All invasive PT isolates showed susceptibility to ceftriaxone (third-generation cephalosporin), which is the empirical treatment of choice for N. meningitidis infections (Prata et al. 2013). To our knowledge, no cases of resistant N. meningitidis strains have been reported so far to this drug (Deghmane et al. 2017, 2023). However, most isolates were found to display reduced susceptibility or even resistance to penicillin throughout the studied period, affecting patients from all ages (Fig. 3). This high level of non-susceptibility to penicillin within the Portuguese meningococcal population can be explained by the successful expansion of these strains with altered penA alleles (Taha et al. 2007; Deghmane et al. 2023). On the other hand, resistance to rifampicin and ciprofloxacin, which are two antibiotics commonly used for chemoprophylaxis of close contacts of IMD patients, was rare, occurring solely as sporadic MenB cases in specific years. Noteworthy, all isolates identified as resistant to these clinically relevant antibiotics were also non-susceptible to penicillin. All these findings are in line with antimicrobial resistance surveys previously conducted by several countries, like France, Italy, UK, Brazil, or USA (Deghmane et al. 2017; Vacca et al. 2018; Willerton et al. 2021; Gorla et al. 2018; Potts et al. 2022). Despite the penicillin susceptibility surveillance is usually performed, this antibiotic is not used as a first-line prophylactic drug for N. meningitidis infection in Portugal. Considering that the observed dual resistance represents a risk to infection control, the emergence and spread of non-susceptible invasive isolates must be monitored at both national and global levels to ensure their continued effective use or the development of new treatment options.

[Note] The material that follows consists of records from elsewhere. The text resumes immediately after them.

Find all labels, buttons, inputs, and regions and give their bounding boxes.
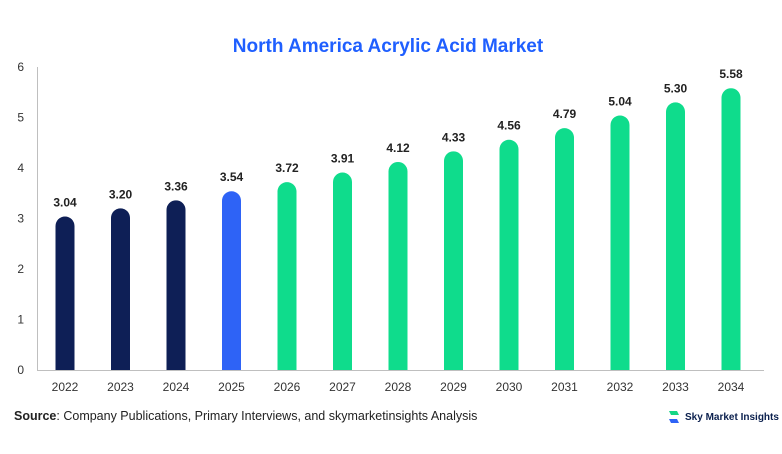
bar-2026	[277, 182, 297, 370]
source-text: : Company Publications, Primary Intervie…	[56, 409, 478, 423]
bar-2030	[499, 139, 519, 370]
y-tick-label: 1	[17, 313, 24, 327]
data-label-2029: 4.33	[442, 130, 466, 144]
data-label-2032: 5.04	[608, 94, 632, 108]
data-label-2023: 3.20	[109, 187, 133, 201]
bar-2023	[111, 208, 130, 370]
brand-name: Sky Market Insights	[685, 411, 779, 423]
bar-2028	[388, 161, 408, 370]
y-tick-label: 4	[17, 161, 24, 175]
bar-2022	[55, 216, 75, 370]
x-tick-label-2034: 2034	[718, 380, 745, 394]
data-label-2028: 4.12	[386, 141, 410, 155]
data-label-2027: 3.91	[331, 152, 355, 166]
bar-2025	[222, 191, 241, 370]
bar-2031	[555, 128, 574, 370]
data-label-2034: 5.58	[719, 67, 743, 81]
y-tick-label: 5	[17, 111, 24, 125]
bar-2027	[333, 172, 352, 370]
x-tick-label-2023: 2023	[107, 380, 134, 394]
data-label-2030: 4.56	[497, 119, 521, 133]
x-tick-label-2028: 2028	[385, 380, 412, 394]
x-tick-label-2026: 2026	[274, 380, 301, 394]
data-label-2022: 3.04	[53, 195, 77, 209]
bar-2033	[666, 102, 685, 370]
bar-2034	[721, 88, 741, 371]
data-label-2031: 4.79	[553, 107, 577, 121]
brand-logo: Sky Market Insights	[668, 410, 779, 424]
data-label-2024: 3.36	[164, 179, 188, 193]
x-tick-label-2033: 2033	[662, 380, 689, 394]
data-label-2033: 5.30	[664, 81, 688, 95]
y-tick-label: 0	[17, 363, 24, 377]
x-tick-label-2029: 2029	[440, 380, 467, 394]
x-tick-label-2024: 2024	[163, 380, 190, 394]
x-axis: 2022 2023 2024 2025 2026 2027 2028 2029 2030 2031…	[52, 380, 745, 394]
sky-market-insights-logo-icon	[669, 411, 679, 423]
y-tick-label: 3	[17, 212, 24, 226]
x-tick-label-2032: 2032	[607, 380, 634, 394]
x-tick-label-2031: 2031	[551, 380, 578, 394]
bars: 3.04 3.20 3.36 3.54 3.72 3.91 4.12 4.33 4.56 4.79…	[53, 67, 743, 371]
x-tick-label-2025: 2025	[218, 380, 245, 394]
x-tick-label-2022: 2022	[52, 380, 79, 394]
chart-title: North America Acrylic Acid Market	[233, 36, 544, 57]
x-tick-label-2030: 2030	[496, 380, 523, 394]
source-note: Source: Company Publications, Primary In…	[14, 409, 477, 423]
y-axis: 0 1 2 3 4 5 6	[17, 60, 24, 377]
bar-2029	[444, 151, 463, 370]
source-label: Source	[14, 409, 57, 423]
y-tick-label: 2	[17, 262, 24, 276]
bar-2032	[610, 115, 630, 370]
y-tick-label: 6	[17, 60, 24, 74]
bar-2024	[166, 200, 186, 370]
data-label-2025: 3.54	[220, 170, 244, 184]
x-tick-label-2027: 2027	[329, 380, 356, 394]
data-label-2026: 3.72	[275, 161, 299, 175]
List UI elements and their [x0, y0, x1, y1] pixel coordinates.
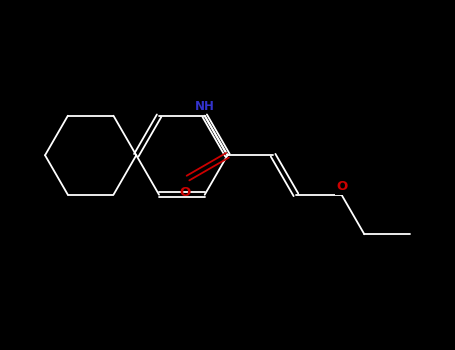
Text: NH: NH [195, 100, 215, 113]
Text: O: O [179, 186, 191, 199]
Text: O: O [336, 181, 347, 194]
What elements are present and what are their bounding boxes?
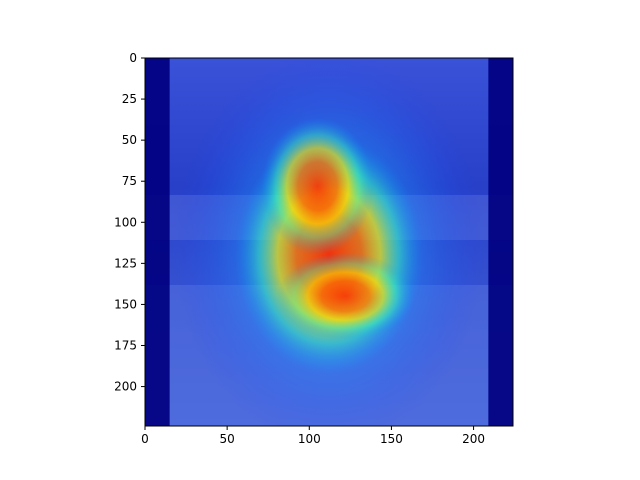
x-tick-label: 150 [380, 432, 403, 446]
heatmap-hotspot-2 [276, 252, 415, 340]
dark-border-1 [488, 58, 513, 426]
heatmap-hotspots [172, 58, 486, 426]
x-tick-label: 0 [141, 432, 149, 446]
x-tick-label: 200 [462, 432, 485, 446]
y-tick-label: 150 [114, 297, 137, 311]
y-tick-label: 125 [114, 256, 137, 270]
y-tick-label: 100 [114, 215, 137, 229]
y-tick-label: 200 [114, 380, 137, 394]
y-tick-label: 175 [114, 339, 137, 353]
y-tick-label: 50 [122, 133, 137, 147]
y-tick-label: 25 [122, 92, 137, 106]
x-axis: 0 50 100 150 200 [141, 426, 485, 446]
heatmap-hotspot-1 [261, 117, 374, 255]
y-tick-label: 75 [122, 174, 137, 188]
heatmap-dark-borders [145, 58, 513, 426]
x-tick-label: 100 [298, 432, 321, 446]
heatmap-plot [145, 58, 513, 426]
x-tick-label: 50 [220, 432, 235, 446]
dark-border-0 [145, 58, 170, 426]
plot-frame [144, 57, 514, 427]
y-tick-label: 0 [129, 51, 137, 65]
y-axis: 0 25 50 75 100 125 150 175 200 [114, 51, 145, 394]
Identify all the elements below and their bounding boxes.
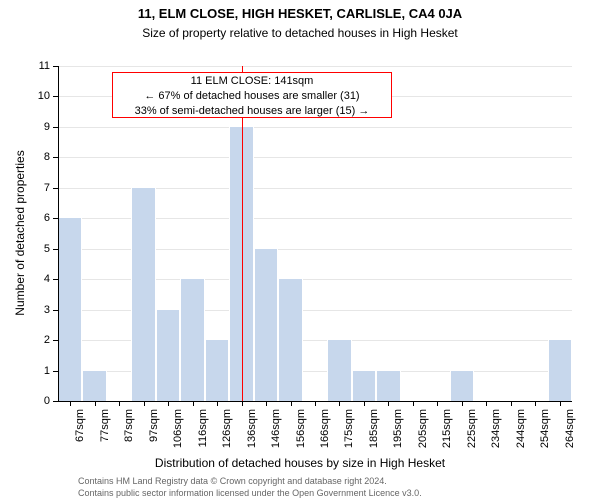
y-tick-label: 3 [0, 304, 50, 316]
y-tick-mark [53, 340, 58, 341]
x-tick-label: 146sqm [270, 409, 282, 448]
x-tick-label: 244sqm [515, 409, 527, 448]
x-tick-mark [217, 401, 218, 406]
x-tick-label: 234sqm [490, 409, 502, 448]
x-tick-label: 264sqm [564, 409, 576, 448]
x-axis-label: Distribution of detached houses by size … [0, 456, 600, 470]
histogram-bar [254, 249, 278, 401]
histogram-bar [278, 279, 302, 401]
y-tick-mark [53, 401, 58, 402]
x-tick-mark [315, 401, 316, 406]
x-tick-label: 254sqm [539, 409, 551, 448]
histogram-bar [156, 310, 180, 401]
y-tick-mark [53, 310, 58, 311]
y-tick-mark [53, 66, 58, 67]
y-tick-mark [53, 127, 58, 128]
y-tick-label: 11 [0, 60, 50, 72]
y-tick-label: 7 [0, 182, 50, 194]
x-tick-mark [95, 401, 96, 406]
histogram-bar [82, 371, 106, 401]
x-tick-label: 97sqm [148, 409, 160, 442]
annotation-line2: ← 67% of detached houses are smaller (31… [115, 89, 389, 104]
histogram-bar [376, 371, 400, 401]
x-tick-label: 195sqm [392, 409, 404, 448]
x-tick-label: 77sqm [99, 409, 111, 442]
plot-area: 11 ELM CLOSE: 141sqm ← 67% of detached h… [58, 66, 572, 401]
x-tick-label: 67sqm [74, 409, 86, 442]
x-tick-mark [193, 401, 194, 406]
annotation-line3: 33% of semi-detached houses are larger (… [115, 104, 389, 119]
x-tick-label: 116sqm [197, 409, 209, 447]
x-tick-mark [144, 401, 145, 406]
histogram-bar [58, 218, 82, 401]
histogram-bar [131, 188, 155, 401]
y-tick-label: 9 [0, 121, 50, 133]
x-tick-mark [242, 401, 243, 406]
grid-line [58, 66, 572, 67]
histogram-bar [548, 340, 572, 401]
y-tick-label: 4 [0, 273, 50, 285]
x-tick-mark [560, 401, 561, 406]
y-tick-mark [53, 157, 58, 158]
y-tick-label: 0 [0, 395, 50, 407]
footer-attribution: Contains HM Land Registry data © Crown c… [78, 476, 422, 499]
footer-line1: Contains HM Land Registry data © Crown c… [78, 476, 422, 488]
histogram-bar [205, 340, 229, 401]
x-tick-label: 87sqm [123, 409, 135, 442]
x-tick-mark [437, 401, 438, 406]
x-tick-mark [364, 401, 365, 406]
y-tick-mark [53, 188, 58, 189]
footer-line2: Contains public sector information licen… [78, 488, 422, 500]
x-tick-mark [511, 401, 512, 406]
x-tick-mark [462, 401, 463, 406]
y-tick-mark [53, 371, 58, 372]
x-tick-label: 205sqm [417, 409, 429, 448]
y-tick-mark [53, 96, 58, 97]
x-tick-mark [70, 401, 71, 406]
x-tick-mark [119, 401, 120, 406]
y-axis-line [58, 66, 59, 401]
x-tick-label: 175sqm [343, 409, 355, 448]
y-tick-mark [53, 249, 58, 250]
annotation-line1: 11 ELM CLOSE: 141sqm [115, 74, 389, 89]
grid-line [58, 127, 572, 128]
y-tick-label: 1 [0, 365, 50, 377]
y-tick-label: 6 [0, 212, 50, 224]
x-tick-label: 215sqm [441, 409, 453, 448]
chart-container: 11, ELM CLOSE, HIGH HESKET, CARLISLE, CA… [0, 0, 600, 500]
x-tick-mark [266, 401, 267, 406]
x-tick-mark [486, 401, 487, 406]
y-tick-label: 10 [0, 90, 50, 102]
x-tick-label: 156sqm [295, 409, 307, 448]
chart-title-description: Size of property relative to detached ho… [0, 26, 600, 40]
x-tick-mark [339, 401, 340, 406]
x-tick-mark [168, 401, 169, 406]
y-tick-label: 5 [0, 243, 50, 255]
x-tick-label: 185sqm [368, 409, 380, 448]
x-tick-mark [291, 401, 292, 406]
x-tick-mark [413, 401, 414, 406]
chart-title-address: 11, ELM CLOSE, HIGH HESKET, CARLISLE, CA… [0, 6, 600, 21]
x-tick-label: 166sqm [319, 409, 331, 448]
y-tick-mark [53, 279, 58, 280]
annotation-box: 11 ELM CLOSE: 141sqm ← 67% of detached h… [112, 72, 392, 118]
y-tick-label: 2 [0, 334, 50, 346]
x-tick-mark [535, 401, 536, 406]
y-tick-label: 8 [0, 151, 50, 163]
x-tick-label: 106sqm [172, 409, 184, 448]
x-tick-label: 225sqm [466, 409, 478, 448]
histogram-bar [352, 371, 376, 401]
x-tick-label: 126sqm [221, 409, 233, 448]
y-tick-mark [53, 218, 58, 219]
x-tick-label: 136sqm [246, 409, 258, 448]
histogram-bar [327, 340, 351, 401]
x-tick-mark [388, 401, 389, 406]
grid-line [58, 157, 572, 158]
histogram-bar [450, 371, 474, 401]
histogram-bar [180, 279, 204, 401]
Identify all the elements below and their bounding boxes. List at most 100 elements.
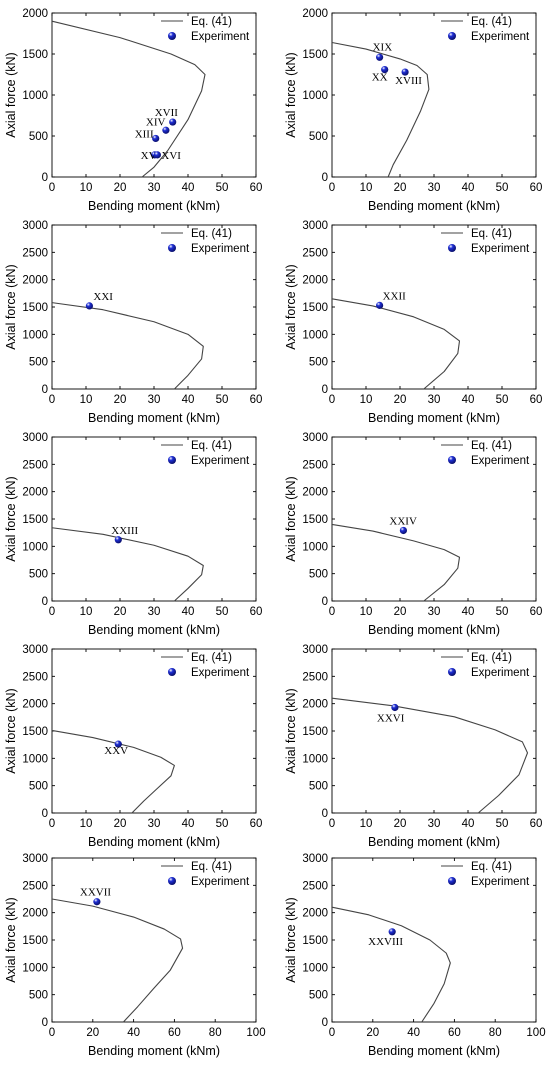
x-tick-label: 40: [462, 394, 475, 406]
y-tick-label: 0: [42, 808, 48, 820]
legend-label-curve: Eq. (41): [471, 16, 512, 28]
interaction-curve: [51, 302, 204, 390]
x-tick-label: 50: [216, 182, 229, 194]
y-axis-label: Axial force (kN): [284, 688, 298, 773]
x-axis-label: Bending moment (kNm): [88, 199, 220, 213]
x-tick-label: 60: [250, 182, 263, 194]
x-axis-label: Bending moment (kNm): [88, 623, 220, 637]
x-axis-label: Bending moment (kNm): [88, 835, 220, 849]
y-tick-label: 1500: [22, 935, 48, 947]
x-tick-label: 100: [246, 1027, 265, 1039]
legend-label-curve: Eq. (41): [191, 861, 232, 873]
chart-panel-9: 0 20 40 60 80 100050010001500200025003000Bend…: [4, 853, 266, 1058]
x-tick-label: 0: [49, 1027, 55, 1039]
x-tick-label: 40: [462, 606, 475, 618]
point-label: XXV: [104, 745, 128, 757]
interaction-curve: [331, 906, 451, 1023]
point-label: XVII: [155, 107, 179, 119]
point-label: XIII: [135, 128, 154, 140]
legend-label-experiment: Experiment: [191, 243, 250, 255]
interaction-curve: [331, 41, 430, 178]
y-tick-label: 2500: [22, 880, 48, 892]
x-tick-label: 0: [329, 1027, 335, 1039]
x-tick-label: 30: [428, 394, 441, 406]
y-axis-label: Axial force (kN): [284, 264, 298, 349]
y-tick-label: 3000: [22, 432, 48, 444]
legend-label-curve: Eq. (41): [471, 861, 512, 873]
point-label: XVI: [161, 150, 181, 162]
x-tick-label: 0: [49, 182, 55, 194]
legend-marker-swatch: [448, 32, 456, 40]
x-tick-label: 60: [250, 394, 263, 406]
experiment-point: [376, 301, 384, 309]
y-tick-label: 2000: [302, 275, 328, 287]
x-tick-label: 10: [80, 818, 93, 830]
experiment-point: [85, 302, 93, 310]
experiment-point: [114, 536, 122, 544]
legend-marker-swatch: [168, 32, 176, 40]
interaction-curve: [51, 898, 184, 1023]
chart-panel-3: 0 10 20 30 40 50 60 0 500 1000 1500 2000 2500 3000 Ben…: [4, 220, 262, 425]
x-tick-label: 40: [182, 606, 195, 618]
x-axis-label: Bending moment (kNm): [368, 199, 500, 213]
x-tick-label: 60: [168, 1027, 181, 1039]
x-tick-label: 20: [114, 394, 127, 406]
x-tick-label: 10: [80, 182, 93, 194]
y-tick-label: 0: [322, 172, 328, 184]
y-tick-label: 3000: [302, 644, 328, 656]
chart-panel-2: 0 10 20 30 40 50 60 0 500 1000 1500 2000 Bending mom…: [284, 8, 542, 213]
y-tick-label: 1000: [302, 541, 328, 553]
y-tick-label: 0: [42, 1017, 48, 1029]
x-tick-label: 30: [148, 182, 161, 194]
y-tick-label: 2500: [302, 459, 328, 471]
y-tick-label: 1500: [302, 935, 328, 947]
x-axis-label: Bending moment (kNm): [368, 411, 500, 425]
x-tick-label: 20: [394, 182, 407, 194]
y-tick-label: 1000: [22, 962, 48, 974]
x-tick-label: 20: [114, 606, 127, 618]
x-tick-label: 0: [329, 182, 335, 194]
experiment-point: [376, 53, 384, 61]
experiment-point: [114, 740, 122, 748]
x-tick-label: 30: [428, 182, 441, 194]
y-tick-label: 0: [322, 1017, 328, 1029]
x-axis-label: Bending moment (kNm): [368, 1044, 500, 1058]
legend-label-curve: Eq. (41): [471, 440, 512, 452]
experiment-point: [391, 703, 399, 712]
x-tick-label: 50: [496, 394, 509, 406]
y-tick-label: 500: [29, 131, 48, 143]
y-axis-label: Axial force (kN): [4, 52, 18, 137]
y-tick-label: 2000: [22, 275, 48, 287]
point-label: XV: [141, 150, 157, 162]
y-tick-label: 2500: [22, 671, 48, 683]
x-tick-label: 20: [86, 1027, 99, 1039]
x-tick-label: 10: [360, 818, 373, 830]
x-tick-label: 60: [530, 606, 543, 618]
x-tick-label: 0: [329, 606, 335, 618]
experiment-point: [152, 134, 160, 143]
legend-marker-swatch: [448, 877, 456, 885]
y-tick-label: 0: [42, 172, 48, 184]
x-axis-label: Bending moment (kNm): [368, 835, 500, 849]
x-tick-label: 60: [250, 606, 263, 618]
y-tick-label: 1000: [22, 541, 48, 553]
interaction-curve: [51, 527, 204, 602]
y-axis-label: Axial force (kN): [4, 688, 18, 773]
chart-panel-6: 0 10 20 30 40 50 60 0 500 1000 1500 2000 2500 3000 Ben…: [284, 432, 542, 637]
y-tick-label: 2000: [22, 487, 48, 499]
y-tick-label: 1500: [22, 514, 48, 526]
y-tick-label: 3000: [22, 853, 48, 865]
x-tick-label: 30: [428, 818, 441, 830]
legend-marker-swatch: [448, 456, 456, 464]
legend-marker-swatch: [168, 877, 176, 885]
y-tick-label: 1500: [302, 49, 328, 61]
legend-label-curve: Eq. (41): [471, 652, 512, 664]
x-tick-label: 10: [360, 606, 373, 618]
legend-label-experiment: Experiment: [191, 876, 250, 888]
experiment-point: [153, 151, 161, 159]
y-axis-label: Axial force (kN): [4, 897, 18, 982]
x-tick-label: 40: [462, 182, 475, 194]
x-tick-label: 40: [407, 1027, 420, 1039]
x-tick-label: 10: [360, 182, 373, 194]
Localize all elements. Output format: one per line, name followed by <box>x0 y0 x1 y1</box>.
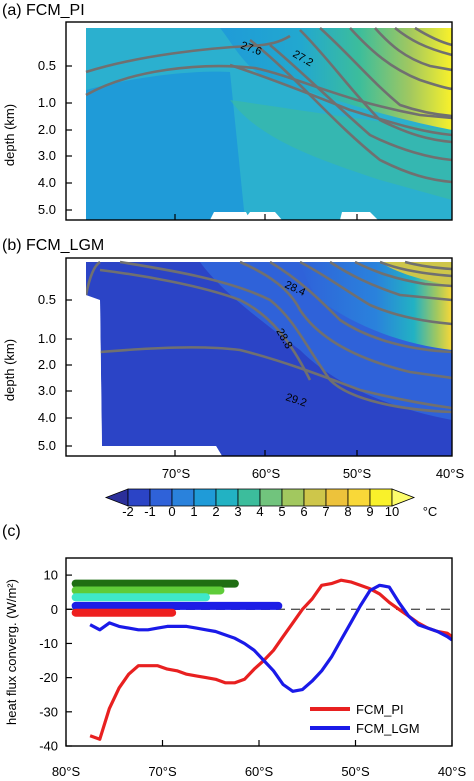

Globally, the results of this study underline the need of continuous surveillance of N. meningitidis infections at both phenotypic and genomic levels. In addition, it highlighted genome-based surveillance as an important tool for identifying the emergency of novel virulent strains, and ultimately for the understanding of the evolutionary dynamics of this species in Portugal and subsequent control of IMD.